Comparison: Docker Compose vs Kubernetes
| Feature | Docker Compose | Kubernetes |
| --------- | ---------------- | ------------ |
| Setup complexity | Low – single file | Higher – many YAML resources |
| Scaling | Manual via `--scale` | Automatic via replicas and HPA |
| Networking | Simple DNS per service | Complex with Ingress, Services |
| Use case | Local dev, small deployments | Production, multi-node clusters |
| Learning curve | 1-2 hours | 2-4 weeks for basics |
CI/CD Pipelines with Docker
Continuous integration and deployment (CI/CD) with Docker means building an image, testing it, then pushing to a registry. GitHub Actions makes this straightforward.
Here’s a minimal workflow (`.github/workflows/docker.yml`):
```yaml
name: Build and Push Docker Image
on:
push:
branches: [main]
jobs:
build:
runs-on: ubuntu-latest
steps:
- uses: actions/checkout@v3
- name: Build image
run: docker build -t myapp:${{ github.sha }} .
- name: Push to Docker Hub
run: |
echo ${{ secrets.DOCKER_PASSWORD }} | docker login -u ${{ secrets.DOCKER_USERNAME }} --password-stdin
docker push myapp:${{ github.sha }}
```
Set your Docker Hub credentials as repository secrets (Settings > Secrets). Every push to main builds and pushes an image tagged with the commit hash. I’ve used this pattern in production – it cuts manual deployment errors to near zero.
Common Pitfalls I’ve Seen Beginners Make
1. Ignoring .dockerignore – You don’t want node_modules or .git in your image. Add a file with those patterns.
2. Running containers as root – Use `USER` in your Dockerfile to switch to non-root. Security matters.
3. Not cleaning up – `docker system prune -a` once a month reclaims gigabytes.
4. Using latest tag – Pin to specific versions like `nginx:1.25-alpine`. `latest` breaks when updates happen.
FAQ
Q: What’s the difference between a Docker image and a container?

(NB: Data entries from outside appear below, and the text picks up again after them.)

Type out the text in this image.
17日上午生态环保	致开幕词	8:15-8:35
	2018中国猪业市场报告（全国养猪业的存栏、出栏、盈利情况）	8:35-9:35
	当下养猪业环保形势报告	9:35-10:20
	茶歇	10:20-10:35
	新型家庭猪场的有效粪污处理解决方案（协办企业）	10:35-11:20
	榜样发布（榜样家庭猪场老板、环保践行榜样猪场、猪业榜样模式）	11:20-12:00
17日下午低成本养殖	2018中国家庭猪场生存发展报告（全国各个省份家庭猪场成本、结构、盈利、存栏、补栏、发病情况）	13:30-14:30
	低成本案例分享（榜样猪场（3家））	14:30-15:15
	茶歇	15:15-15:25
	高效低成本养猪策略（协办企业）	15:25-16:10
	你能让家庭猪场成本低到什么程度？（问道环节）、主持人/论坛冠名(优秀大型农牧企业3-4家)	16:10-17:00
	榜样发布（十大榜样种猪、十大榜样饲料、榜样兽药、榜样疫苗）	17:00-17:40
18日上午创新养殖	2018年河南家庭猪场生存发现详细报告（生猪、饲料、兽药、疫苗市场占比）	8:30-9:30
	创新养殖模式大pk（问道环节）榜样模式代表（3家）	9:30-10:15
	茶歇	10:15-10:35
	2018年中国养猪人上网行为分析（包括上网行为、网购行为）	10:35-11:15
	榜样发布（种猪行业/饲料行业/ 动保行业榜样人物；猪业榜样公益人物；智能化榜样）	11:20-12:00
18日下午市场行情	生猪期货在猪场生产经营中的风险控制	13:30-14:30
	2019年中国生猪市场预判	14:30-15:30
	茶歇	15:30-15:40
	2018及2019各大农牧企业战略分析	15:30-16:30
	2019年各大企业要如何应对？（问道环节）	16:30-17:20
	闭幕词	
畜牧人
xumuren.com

A: An image is a read-only template (like a class in programming). A container is a running instance of that image (like an object). You can have many containers from the same image.
Q: Do I need Kubernetes for a small project?
A: Probably not. Docker Compose handles most single-server needs. Kubernetes adds complexity that pays off only when you have multiple servers or need auto-scaling. I’d recommend it for teams of 5+ or production services handling more than 10K requests per second.
Q: How do I persist data in Docker containers?
A: Use volumes. In Docker run: `-v myvolume:/data`. In Compose: add a `volumes:` section (like the PostgreSQL example above). Volumes survive container restarts and removals. Avoid bind mounts for production – they’re useful for development but cause permission issues.